If that’s true, Levitz opined, the news is even worse for the GOP. “In the long run, a repudiation of Brownback is just as, if not more, threatening to the Republican Party than a repudiation of Trump would be,” he wrote. “Brownback isn’t unpopular for idiosyncratic, personal reasons; the governor didn’t decimate his state’s finances by spending public funds on sex workers. He did it by implementing the conservative movement’s blueprint for utopia.”

After recapping Brownback’s tax-and-budget-cutting agenda as well as his announced goal of creating a “red-state model” of governance, Levitz commented (bolding added):

Of course, the GOP’s “different way” didn’t work. Instead of providing national Republicans with a winning advertisement for fiscal conservatism, it provided Kansas’s government with giant revenue shortfalls, its economy with weaker job growth than in neighboring states, and Brownback himself with one of the lowest approval ratings of any governor in America…  

…To say that Kansas didn’t swing against the GOP because of Trump, but, rather, because of Brownback, is to say that red America isn’t souring on one particular Republican -- it’s souring on the party’s entire economic philosophy…

…[Trump’s] approval rating began sliding in early March, right after [Paul] Ryan unveiled his plan to finance a large tax cut for the rich by throwing millions of low-income people off their health insurance — an idea that enjoyed the backing of 17 percent of the electorate…

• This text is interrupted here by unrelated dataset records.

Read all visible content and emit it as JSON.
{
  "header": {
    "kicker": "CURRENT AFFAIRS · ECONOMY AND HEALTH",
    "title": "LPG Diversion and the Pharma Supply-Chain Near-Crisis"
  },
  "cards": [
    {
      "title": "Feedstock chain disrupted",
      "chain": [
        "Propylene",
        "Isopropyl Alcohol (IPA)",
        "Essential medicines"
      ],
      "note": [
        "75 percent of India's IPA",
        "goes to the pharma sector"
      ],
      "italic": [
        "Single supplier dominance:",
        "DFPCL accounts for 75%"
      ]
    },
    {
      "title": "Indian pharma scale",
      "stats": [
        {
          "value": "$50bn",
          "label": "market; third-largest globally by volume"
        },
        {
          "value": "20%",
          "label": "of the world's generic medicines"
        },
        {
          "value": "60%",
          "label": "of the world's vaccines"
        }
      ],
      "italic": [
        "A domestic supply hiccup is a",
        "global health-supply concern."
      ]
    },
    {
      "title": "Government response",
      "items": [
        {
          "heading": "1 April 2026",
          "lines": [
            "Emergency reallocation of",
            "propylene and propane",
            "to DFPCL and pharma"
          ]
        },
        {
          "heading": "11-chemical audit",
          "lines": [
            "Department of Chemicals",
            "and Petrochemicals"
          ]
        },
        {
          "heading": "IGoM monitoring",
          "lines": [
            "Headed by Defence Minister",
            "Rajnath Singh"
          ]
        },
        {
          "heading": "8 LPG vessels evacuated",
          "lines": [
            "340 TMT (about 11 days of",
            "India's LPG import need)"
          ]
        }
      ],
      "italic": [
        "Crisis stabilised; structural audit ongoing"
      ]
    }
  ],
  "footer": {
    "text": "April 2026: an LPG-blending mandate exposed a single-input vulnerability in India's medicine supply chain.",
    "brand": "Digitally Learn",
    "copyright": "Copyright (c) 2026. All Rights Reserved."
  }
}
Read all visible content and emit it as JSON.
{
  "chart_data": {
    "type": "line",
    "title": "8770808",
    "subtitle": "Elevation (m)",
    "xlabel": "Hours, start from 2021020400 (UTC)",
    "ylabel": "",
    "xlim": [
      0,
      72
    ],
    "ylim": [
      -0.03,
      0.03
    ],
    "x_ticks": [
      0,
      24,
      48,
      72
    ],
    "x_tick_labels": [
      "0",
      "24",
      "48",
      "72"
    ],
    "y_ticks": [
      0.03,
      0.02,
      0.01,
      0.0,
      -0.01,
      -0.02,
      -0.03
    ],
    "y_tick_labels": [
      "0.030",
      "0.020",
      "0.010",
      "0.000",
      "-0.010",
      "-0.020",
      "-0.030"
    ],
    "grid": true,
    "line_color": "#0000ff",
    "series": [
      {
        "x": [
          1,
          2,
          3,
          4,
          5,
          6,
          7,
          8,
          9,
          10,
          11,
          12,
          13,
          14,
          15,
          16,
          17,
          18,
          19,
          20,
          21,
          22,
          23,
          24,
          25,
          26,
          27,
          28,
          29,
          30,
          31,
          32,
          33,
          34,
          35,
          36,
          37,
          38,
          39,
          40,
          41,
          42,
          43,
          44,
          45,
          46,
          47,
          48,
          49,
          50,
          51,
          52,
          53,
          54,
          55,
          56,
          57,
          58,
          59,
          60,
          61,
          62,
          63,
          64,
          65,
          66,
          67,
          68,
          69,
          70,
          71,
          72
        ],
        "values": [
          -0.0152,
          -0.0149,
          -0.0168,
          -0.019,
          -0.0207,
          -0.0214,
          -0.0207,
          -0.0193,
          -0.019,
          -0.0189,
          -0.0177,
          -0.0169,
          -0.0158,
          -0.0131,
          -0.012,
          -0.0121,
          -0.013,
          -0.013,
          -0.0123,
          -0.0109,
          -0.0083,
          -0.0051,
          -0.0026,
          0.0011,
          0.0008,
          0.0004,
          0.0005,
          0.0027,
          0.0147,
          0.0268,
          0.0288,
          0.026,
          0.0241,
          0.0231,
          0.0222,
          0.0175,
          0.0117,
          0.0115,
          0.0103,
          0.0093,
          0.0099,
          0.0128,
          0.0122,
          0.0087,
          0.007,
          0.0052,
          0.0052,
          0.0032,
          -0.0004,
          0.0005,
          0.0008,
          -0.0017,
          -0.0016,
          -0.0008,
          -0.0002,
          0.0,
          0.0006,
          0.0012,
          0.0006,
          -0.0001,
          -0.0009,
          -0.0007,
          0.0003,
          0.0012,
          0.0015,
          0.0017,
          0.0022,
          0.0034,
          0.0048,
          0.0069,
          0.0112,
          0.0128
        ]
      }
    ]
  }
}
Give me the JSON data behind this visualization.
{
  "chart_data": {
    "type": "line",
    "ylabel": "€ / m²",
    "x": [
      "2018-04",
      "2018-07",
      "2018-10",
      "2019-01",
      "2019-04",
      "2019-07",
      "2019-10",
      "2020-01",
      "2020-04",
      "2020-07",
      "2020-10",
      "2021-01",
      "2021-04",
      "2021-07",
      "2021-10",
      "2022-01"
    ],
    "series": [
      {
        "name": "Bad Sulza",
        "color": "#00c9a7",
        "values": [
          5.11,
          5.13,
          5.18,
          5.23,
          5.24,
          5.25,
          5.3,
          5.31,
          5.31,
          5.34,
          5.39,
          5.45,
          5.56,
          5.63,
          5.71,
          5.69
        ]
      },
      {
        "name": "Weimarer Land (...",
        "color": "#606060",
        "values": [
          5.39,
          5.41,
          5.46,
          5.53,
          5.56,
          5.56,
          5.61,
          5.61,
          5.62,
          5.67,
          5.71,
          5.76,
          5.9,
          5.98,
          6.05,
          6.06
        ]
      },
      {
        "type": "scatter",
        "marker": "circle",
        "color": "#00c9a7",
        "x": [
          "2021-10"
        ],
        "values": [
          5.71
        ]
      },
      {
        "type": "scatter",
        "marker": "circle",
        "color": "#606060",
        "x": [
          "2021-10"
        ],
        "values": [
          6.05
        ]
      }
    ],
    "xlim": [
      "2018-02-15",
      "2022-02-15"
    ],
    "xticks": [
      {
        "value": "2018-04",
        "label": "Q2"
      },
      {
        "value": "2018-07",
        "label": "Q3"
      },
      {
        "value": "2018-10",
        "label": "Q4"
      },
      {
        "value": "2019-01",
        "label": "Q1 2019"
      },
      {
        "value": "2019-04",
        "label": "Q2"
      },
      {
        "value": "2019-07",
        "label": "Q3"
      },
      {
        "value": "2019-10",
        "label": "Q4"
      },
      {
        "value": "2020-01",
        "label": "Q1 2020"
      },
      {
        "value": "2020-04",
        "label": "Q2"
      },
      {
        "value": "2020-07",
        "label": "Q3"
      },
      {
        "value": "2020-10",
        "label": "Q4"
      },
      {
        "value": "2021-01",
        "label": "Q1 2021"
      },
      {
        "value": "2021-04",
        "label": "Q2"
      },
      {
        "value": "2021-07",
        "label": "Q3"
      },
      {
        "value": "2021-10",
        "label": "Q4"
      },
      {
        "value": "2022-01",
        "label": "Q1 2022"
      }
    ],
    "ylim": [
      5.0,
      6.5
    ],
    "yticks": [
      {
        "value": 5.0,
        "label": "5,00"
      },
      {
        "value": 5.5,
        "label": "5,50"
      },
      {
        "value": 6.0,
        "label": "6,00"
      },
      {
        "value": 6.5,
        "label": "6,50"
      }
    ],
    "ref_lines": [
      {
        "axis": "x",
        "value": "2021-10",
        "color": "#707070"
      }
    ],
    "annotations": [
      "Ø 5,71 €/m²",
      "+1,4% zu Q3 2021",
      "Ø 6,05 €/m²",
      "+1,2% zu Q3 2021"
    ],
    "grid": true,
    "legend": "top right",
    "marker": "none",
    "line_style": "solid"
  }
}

…The GOP’s fundamental weakness, the one they compensate for using gerrymandered districts, voting restrictions, fraudulent promises, defamatory conspiracy theories, and increasingly garish appeals to white racial resentment…[is that] Republican voters no longer want to buy what misanthropic billionaires pay their leaders to sell them. Not even in the Koch brothers’ backyard.